Course syllabi also vary significantly from professor to professor. While I understand that professors have different teaching styles, I don't think it's a very good idea to have such a significant difference. For example, I took CS251, our data structures class, in the fall, which is off-semester. The class was a piece of cake and I hardly had to study for it. The kids who took it in the spring had incredible amounts of work, including building a web server using certain data structures, etc. While I think it's cool to work on practical projects like that, I think it's unfair to the students who have to do significantly more work for less return. The objective of the course should be learning about data structures, their run times, and how to implement them. All of the extra stuff is nice for the very advanced students, but adds incredible stress to everyone else.

Administration

I can't really comment much on this, since I'm not in the USB and have zero interaction with higher administration, but I'm guessing it's related to my statements above, since the higher administration are a subset of the faculty. I have no idea what caused a strained relationship between the administration and the USB, but I really fail to see why bygones can't be bygones. It seems that both the students and the faculty know what's best for the students, which just causes a deadlock in improving our CS curriculum.

The new building

To some degree, I agree that the new building has had a negative impact on the little sociality that our CS department had. I think the lack of a new undergrad lounge is kind moot point, since it's [kind of] migrated to the small area outside of the advisors' offices as well as the computer labs, where a lot of people seem to do work. I'm pretty sure the administration knew that the commons wouldn't be occupied by many CS majors, but I guess they didn't have much else to do with that space besides make it look pretty. Besides, the commons brings girls into our building, what can be so bad about that?!

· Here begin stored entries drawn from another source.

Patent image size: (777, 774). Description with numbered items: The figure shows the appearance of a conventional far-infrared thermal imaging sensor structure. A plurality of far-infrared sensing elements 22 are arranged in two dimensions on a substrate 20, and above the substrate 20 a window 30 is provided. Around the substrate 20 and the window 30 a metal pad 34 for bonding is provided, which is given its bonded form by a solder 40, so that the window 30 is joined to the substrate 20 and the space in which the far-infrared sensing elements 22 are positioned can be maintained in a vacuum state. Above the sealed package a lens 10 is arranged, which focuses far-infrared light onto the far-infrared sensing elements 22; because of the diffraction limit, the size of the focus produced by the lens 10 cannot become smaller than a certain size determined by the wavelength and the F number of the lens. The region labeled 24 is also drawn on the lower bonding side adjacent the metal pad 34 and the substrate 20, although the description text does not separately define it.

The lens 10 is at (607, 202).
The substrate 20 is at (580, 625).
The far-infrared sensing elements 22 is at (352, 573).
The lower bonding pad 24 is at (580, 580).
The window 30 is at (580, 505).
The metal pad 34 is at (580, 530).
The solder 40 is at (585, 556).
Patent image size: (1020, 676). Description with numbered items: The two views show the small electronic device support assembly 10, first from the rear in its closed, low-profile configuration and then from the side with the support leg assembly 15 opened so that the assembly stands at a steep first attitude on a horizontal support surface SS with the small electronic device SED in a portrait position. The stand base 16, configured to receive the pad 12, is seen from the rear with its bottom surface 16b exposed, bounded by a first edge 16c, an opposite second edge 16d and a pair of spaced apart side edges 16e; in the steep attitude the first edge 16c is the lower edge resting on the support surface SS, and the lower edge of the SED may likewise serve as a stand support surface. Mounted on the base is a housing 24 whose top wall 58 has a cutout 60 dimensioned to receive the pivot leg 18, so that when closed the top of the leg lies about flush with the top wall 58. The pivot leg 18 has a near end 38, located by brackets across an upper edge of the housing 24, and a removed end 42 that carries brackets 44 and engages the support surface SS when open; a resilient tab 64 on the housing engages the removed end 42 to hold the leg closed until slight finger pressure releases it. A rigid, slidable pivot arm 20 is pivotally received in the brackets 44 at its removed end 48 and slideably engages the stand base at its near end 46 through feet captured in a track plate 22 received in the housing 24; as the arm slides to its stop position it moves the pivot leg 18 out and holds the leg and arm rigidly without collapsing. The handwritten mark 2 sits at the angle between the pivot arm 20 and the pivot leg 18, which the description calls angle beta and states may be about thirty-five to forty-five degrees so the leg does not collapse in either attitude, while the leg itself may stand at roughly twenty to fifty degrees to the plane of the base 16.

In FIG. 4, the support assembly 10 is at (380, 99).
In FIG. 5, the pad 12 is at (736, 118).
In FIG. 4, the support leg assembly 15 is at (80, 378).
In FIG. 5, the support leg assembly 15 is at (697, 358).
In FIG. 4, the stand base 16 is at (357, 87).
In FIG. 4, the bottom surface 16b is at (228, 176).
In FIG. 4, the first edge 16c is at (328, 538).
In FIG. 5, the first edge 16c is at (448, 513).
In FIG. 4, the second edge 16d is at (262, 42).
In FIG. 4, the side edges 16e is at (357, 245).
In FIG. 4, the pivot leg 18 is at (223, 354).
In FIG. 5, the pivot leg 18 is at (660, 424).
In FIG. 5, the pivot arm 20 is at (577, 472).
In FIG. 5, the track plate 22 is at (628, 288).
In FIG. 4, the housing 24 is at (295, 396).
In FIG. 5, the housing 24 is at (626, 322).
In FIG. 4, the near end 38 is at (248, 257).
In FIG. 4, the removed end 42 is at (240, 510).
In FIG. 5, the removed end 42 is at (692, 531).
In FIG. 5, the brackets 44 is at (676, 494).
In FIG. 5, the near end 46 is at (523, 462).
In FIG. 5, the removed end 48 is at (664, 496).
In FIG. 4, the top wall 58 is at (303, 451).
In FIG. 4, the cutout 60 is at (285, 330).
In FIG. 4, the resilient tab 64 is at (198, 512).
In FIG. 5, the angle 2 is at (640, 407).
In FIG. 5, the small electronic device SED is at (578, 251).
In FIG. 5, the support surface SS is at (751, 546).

My real issue with the new building is the bureaucracy that's been added to the advisors' offices. There's a secretary outside of that block now, and we have to sign in and out and set up appointments to meet our advisors; I would label this as being very close to the pinnacle of ridiculous. I don't think the advisors have ever had any trouble doing all of the work they needed with an open-door policy (which closes when stress levels rise), so who thought it would be a good idea to formalize social interaction with our advisors? I used to visit my advisor very frequently, and now it's reduced to one visit every few months; usually it's just to schedule my next semester. This sort of alienation between the students and the advisors is the last thing the department needs.

Apathy and entitlement

Apathy, as partly mentioned above, is a big kicker for the students and faculty. The faculty might not care, but the students often don't have more motivation than to complain on a newsgroup or to their own peers. The CS feedback panel hosted by the USB on a yearly basis shows little attendance from students that have issues with the way things are done, and sometimes the ones that do show up have very little constructive feedback to give. Even if there was a larger attendance and more feedback, does the faculty even care? Does anyone read their course feedback? I've read mine from teaching a CS158 (C for engineers) lab as well as for MA366 (ODE), but I've never really seen any active caring in CS180 about what sort of feedback TAs get. Is it like this for all classes/professors? No, but probably a majority.

My own conclusions

Despite all of this prose that looks like a bucket full of complaining, I'm actually not as dissatisified with CS as I seem. I've passed all of my classes and have started learning new stuff lately, which is good. Education and how to better teach in a CS180 lab are specific areas that I'm interested in, as a TA. I feel like it's my duty to try and reduce the number of people that drop out of CS because of CS180, but what's the use if they just drop out when they get to CS240?

I've jumped to conclusions before, but I wonder if other universities have these problems. It seems like a university with a CS department that genuinely cares about its undergrads would be a utopian department. Unfortunately, I don't think these universities exist.